La chine et le développement capitaliste
Le capitalisme aux caractéristiques chinoises a impliqué la montée en puissance de puissants capitalistes transnationaux chinois, fusionnés avec une élite du parti d’État dépendant de la reproduction du capital et des couches moyennes à forte consommation, alimentée par une vague dévastatrice d’accumulation primitive dans les campagnes et l’exploitation de centaines de millions de travailleurs et de travailleuses chinoises. La Chine est aujourd’hui l’un des pays les plus inégalitaires au monde. Les grèves et les syndicats indépendants ne sont pas légaux en Chine. Le parti communiste chinois a depuis longtemps abandonné toute idée de lutte des classes ou de pouvoir des travailleurs et des travailleuses. Les luttes ouvrières continuent de s’intensifier dans le pays, tout comme la répression de l’État à leur égard. Il est vrai que le développement capitaliste a permis à des millions de personnes de sortir de l’extrême pauvreté et a entraîné une industrialisation rapide, des progrès technologiques et des infrastructures de pointe. Il est tout aussi vrai que les principaux pays d’Amérique du Nord et d’Europe occidentale ont connu ces réalisations au cours de leurs périodes de développement capitaliste rapide, de la fin du XIXe au milieu du XXe siècle. La gauche n’a jamais considéré ce développement capitaliste en Occident comme une victoire pour la classe ouvrière et n’a jamais perdu de vue le lien entre ce développement et la loi de l’accumulation combinée et inégale dans le système capitaliste mondial. La Chine est en train de « rattraper son retard ».
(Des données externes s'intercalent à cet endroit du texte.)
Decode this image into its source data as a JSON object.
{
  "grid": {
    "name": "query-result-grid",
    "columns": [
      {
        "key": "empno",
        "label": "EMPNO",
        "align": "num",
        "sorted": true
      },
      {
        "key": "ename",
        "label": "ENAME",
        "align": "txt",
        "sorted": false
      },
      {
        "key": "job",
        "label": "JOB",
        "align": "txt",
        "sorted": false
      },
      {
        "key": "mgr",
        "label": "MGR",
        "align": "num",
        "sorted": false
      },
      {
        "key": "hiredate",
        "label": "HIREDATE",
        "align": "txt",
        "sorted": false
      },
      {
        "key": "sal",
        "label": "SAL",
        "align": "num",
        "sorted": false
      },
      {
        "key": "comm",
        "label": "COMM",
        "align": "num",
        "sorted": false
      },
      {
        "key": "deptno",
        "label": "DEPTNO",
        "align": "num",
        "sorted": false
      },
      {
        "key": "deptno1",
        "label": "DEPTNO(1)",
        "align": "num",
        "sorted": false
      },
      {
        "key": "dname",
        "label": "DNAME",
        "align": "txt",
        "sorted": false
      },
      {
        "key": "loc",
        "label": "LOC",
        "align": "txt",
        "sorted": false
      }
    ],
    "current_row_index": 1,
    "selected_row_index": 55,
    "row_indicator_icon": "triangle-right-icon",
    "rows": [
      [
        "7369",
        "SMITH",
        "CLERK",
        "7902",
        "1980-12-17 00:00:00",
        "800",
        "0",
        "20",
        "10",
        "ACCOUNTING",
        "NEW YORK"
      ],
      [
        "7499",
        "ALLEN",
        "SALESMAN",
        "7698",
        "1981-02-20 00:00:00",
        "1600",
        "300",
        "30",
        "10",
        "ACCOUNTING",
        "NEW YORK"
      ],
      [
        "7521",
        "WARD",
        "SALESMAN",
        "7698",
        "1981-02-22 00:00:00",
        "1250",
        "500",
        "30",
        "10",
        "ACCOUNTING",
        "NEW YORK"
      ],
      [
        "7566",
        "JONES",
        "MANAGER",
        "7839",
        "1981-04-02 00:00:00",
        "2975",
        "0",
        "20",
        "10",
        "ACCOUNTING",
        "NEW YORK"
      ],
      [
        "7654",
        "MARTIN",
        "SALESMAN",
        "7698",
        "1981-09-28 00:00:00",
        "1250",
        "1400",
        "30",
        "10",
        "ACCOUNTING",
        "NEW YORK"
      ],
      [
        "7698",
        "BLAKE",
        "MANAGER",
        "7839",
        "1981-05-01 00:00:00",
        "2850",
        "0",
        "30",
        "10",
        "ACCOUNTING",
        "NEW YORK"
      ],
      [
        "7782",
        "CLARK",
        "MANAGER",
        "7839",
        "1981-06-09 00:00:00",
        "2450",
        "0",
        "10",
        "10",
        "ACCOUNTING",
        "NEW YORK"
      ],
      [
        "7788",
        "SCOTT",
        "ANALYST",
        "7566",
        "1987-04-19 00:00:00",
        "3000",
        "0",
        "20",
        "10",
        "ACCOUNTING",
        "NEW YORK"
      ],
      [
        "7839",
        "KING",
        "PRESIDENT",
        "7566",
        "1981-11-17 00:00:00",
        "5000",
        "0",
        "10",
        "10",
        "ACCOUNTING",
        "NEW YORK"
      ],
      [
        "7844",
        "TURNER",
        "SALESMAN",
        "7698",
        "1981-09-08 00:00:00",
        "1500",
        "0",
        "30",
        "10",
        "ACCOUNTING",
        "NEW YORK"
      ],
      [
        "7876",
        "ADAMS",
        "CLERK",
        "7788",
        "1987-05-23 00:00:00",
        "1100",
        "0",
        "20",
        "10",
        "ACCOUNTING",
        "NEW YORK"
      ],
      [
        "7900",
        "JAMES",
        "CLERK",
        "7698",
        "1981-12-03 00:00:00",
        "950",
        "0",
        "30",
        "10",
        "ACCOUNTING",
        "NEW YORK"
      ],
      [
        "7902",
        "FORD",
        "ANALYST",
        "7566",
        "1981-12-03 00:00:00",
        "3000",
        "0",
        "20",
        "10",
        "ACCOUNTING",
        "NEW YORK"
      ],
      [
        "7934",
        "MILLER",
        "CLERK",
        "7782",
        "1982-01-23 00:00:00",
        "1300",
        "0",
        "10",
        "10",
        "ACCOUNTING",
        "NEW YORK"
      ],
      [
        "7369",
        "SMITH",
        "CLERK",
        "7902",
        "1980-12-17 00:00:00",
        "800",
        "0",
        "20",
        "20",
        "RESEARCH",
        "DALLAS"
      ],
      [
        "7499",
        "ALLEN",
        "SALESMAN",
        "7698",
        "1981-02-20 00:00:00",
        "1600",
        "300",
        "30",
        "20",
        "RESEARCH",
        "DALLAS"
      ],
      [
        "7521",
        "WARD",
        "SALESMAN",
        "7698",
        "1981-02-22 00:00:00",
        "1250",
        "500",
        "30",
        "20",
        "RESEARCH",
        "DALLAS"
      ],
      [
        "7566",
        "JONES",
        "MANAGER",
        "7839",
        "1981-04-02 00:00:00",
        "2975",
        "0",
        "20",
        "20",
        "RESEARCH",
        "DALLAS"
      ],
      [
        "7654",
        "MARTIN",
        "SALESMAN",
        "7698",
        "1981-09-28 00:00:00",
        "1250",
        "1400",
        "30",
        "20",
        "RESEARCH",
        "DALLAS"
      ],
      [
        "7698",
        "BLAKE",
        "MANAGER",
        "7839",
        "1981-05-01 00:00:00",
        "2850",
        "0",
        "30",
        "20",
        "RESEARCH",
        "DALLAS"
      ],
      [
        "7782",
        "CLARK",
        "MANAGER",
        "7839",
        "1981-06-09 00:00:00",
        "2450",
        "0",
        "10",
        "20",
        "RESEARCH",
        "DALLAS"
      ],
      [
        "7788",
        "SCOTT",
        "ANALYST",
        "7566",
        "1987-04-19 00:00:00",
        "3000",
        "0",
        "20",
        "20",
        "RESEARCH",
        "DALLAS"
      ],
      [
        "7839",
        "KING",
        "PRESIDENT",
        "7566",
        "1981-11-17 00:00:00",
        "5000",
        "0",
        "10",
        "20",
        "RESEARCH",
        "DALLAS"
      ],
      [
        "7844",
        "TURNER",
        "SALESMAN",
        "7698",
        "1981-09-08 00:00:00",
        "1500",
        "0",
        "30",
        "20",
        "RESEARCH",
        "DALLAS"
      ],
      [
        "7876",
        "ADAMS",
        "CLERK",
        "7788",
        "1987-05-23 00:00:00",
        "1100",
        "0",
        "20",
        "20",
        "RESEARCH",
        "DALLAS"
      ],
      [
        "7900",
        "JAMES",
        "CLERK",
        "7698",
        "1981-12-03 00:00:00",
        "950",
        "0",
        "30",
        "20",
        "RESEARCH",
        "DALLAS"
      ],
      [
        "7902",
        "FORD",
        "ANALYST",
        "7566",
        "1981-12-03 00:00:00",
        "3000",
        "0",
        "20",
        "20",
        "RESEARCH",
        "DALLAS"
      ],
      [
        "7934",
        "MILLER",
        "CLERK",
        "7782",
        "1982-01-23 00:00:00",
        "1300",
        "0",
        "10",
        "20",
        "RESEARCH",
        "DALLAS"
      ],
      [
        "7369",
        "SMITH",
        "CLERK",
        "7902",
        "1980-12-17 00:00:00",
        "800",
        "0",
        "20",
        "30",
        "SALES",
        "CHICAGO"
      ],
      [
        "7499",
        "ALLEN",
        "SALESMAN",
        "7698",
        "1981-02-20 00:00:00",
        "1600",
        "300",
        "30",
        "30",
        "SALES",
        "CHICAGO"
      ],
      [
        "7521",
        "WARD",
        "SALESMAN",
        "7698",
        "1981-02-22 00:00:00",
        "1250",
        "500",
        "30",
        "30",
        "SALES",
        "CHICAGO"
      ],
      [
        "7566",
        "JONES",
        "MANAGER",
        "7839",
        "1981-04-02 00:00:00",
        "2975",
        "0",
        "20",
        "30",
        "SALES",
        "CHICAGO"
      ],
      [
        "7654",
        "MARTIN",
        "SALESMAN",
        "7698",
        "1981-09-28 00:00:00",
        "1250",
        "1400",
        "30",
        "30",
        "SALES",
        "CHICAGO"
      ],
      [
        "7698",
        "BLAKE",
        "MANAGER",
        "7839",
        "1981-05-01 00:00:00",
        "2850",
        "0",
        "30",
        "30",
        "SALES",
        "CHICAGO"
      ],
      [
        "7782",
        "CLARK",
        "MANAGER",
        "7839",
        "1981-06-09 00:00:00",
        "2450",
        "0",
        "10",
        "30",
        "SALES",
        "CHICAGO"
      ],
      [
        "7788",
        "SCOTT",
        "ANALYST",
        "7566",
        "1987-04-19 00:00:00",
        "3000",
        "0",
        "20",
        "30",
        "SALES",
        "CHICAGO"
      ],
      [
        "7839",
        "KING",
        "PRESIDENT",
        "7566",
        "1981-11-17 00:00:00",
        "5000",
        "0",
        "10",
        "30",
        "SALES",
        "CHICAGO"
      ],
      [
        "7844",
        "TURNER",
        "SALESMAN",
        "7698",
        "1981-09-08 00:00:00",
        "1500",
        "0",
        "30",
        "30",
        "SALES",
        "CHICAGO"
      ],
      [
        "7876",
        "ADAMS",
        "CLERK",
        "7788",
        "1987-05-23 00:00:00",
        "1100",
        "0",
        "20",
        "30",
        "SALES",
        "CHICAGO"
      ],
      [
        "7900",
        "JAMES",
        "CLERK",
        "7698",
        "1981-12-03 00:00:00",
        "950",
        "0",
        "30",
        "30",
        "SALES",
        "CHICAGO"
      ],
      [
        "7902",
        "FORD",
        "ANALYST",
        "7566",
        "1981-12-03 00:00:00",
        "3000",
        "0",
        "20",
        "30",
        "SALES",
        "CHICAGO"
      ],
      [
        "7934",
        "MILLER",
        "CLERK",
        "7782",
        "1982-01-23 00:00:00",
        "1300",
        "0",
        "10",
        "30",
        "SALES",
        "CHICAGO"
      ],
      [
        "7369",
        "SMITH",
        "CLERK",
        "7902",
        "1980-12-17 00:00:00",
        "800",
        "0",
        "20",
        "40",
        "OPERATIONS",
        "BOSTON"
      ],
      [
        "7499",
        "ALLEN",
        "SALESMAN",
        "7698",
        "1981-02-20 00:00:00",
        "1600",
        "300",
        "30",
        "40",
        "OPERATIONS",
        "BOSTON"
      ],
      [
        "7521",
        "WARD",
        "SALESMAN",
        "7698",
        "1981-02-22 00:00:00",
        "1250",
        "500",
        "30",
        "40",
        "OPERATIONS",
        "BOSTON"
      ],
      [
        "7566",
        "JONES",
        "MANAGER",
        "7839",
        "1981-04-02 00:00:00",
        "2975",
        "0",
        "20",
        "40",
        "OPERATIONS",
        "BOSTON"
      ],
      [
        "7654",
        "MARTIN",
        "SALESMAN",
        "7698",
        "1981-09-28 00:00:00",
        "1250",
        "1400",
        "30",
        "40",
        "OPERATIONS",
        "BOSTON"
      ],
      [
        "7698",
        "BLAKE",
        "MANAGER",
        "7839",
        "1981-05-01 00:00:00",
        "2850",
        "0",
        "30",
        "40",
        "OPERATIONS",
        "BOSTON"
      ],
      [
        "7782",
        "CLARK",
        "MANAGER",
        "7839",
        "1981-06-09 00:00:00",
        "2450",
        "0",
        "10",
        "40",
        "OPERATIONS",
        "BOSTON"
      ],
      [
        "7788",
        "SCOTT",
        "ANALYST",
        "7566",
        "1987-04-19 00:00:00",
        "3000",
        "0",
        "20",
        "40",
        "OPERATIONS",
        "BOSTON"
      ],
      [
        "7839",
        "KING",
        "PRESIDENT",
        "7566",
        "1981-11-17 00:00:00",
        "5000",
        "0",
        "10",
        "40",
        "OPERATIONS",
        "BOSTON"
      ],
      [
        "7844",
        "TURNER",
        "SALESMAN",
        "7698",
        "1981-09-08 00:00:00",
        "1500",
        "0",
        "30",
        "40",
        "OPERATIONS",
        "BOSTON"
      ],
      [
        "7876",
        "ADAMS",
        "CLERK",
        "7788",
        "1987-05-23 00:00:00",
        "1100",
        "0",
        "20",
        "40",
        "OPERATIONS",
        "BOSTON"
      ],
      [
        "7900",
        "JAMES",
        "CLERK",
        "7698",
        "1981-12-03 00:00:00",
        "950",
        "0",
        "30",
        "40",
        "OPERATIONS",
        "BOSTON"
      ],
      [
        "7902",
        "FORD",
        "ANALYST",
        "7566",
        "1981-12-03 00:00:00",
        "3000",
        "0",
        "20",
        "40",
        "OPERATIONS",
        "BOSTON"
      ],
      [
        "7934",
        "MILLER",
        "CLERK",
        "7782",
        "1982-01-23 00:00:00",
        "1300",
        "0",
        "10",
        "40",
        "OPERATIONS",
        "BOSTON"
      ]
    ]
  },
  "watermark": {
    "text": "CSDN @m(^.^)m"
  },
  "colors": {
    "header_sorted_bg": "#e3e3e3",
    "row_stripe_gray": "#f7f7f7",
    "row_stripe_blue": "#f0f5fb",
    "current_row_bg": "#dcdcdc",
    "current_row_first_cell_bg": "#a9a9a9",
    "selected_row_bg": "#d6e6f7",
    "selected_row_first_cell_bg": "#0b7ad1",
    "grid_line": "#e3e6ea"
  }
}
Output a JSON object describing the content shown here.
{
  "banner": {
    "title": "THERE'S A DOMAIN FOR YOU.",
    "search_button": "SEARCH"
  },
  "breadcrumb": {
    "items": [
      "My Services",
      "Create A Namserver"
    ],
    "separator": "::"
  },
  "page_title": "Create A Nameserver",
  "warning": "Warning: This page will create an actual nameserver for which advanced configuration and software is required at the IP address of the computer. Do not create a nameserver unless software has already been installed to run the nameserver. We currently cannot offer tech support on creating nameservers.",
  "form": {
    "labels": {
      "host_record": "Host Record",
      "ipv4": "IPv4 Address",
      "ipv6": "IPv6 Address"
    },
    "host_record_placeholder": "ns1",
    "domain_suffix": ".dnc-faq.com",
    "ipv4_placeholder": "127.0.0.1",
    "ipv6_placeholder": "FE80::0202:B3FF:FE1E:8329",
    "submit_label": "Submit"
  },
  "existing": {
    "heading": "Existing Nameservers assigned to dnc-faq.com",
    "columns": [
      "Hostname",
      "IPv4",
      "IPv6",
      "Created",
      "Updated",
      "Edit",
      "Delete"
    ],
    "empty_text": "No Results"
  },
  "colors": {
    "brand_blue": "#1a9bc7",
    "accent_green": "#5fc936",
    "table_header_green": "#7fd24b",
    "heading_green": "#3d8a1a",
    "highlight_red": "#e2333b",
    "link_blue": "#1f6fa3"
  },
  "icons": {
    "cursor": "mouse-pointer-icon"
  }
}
Le modèle chinois repose sur un complexe d’entreprises publiques-privées dans lequel le capital privé représente trois cinquièmes de la production et quatre cinquièmes de l’emploi urbain. La Chine n’a pas suivi la voie néolibérale de l’intégration capitaliste transnationale. L’État joue un rôle clé dans le système financier, dans la régulation du capital privé, dans les dépenses publiques massives, en particulier dans les infrastructures, et dans la planification. Il s’agit peut-être d’un modèle de développement capitaliste différent de la variante néolibérale occidentale, mais il obéit toujours aux lois de l’accumulation du capital. Après l’ouverture au capitalisme mondial dans les années 1980, la Chine est devenue un marché pour les sociétés transnationales et un puits pour le capital excédentaire accumulé, capable de tirer parti d’une vaste offre de main-d’œuvre bon marché contrôlée par un État répressif omniprésent. Toutefois, au tournant du siècle, des pressions se sont exercées pour trouver des débouchés à l’étranger pour les excédents de capitaux chinois accumulés au cours des années de développement capitaliste effréné.
Le maintien de ce développement dépend désormais de l’exportation de capitaux à l’étranger. Au cours des deux premières décennies du XXIe siècle, la Chine a été à la tête d’une vague d’investissements directs à l’étranger vers les pays du Sud et du Nord, approfondissant l’intégration transnationale des capitaux et accélérant la transformation capitaliste dans les pays où elle investit. Entre 1991 et 2003, les investissements directs étrangers de la Chine ont été multipliés par 10, puis par 13,7 entre 2004 et 2013, passant de 45 milliards de dollars à 613 milliards de dollars. En 2015, la Chine est devenue le troisième investisseur étranger au monde. Ses IDE sortants ont commencé à dépasser les IDE entrants et le pays est devenu un créancier net. Que se passe-t-il lorsque ces IDE chinois sortants touchent les pays de l’ancien tiers-monde ?
Les déplacements et l’extraction deviennent une « coopération sud-sud »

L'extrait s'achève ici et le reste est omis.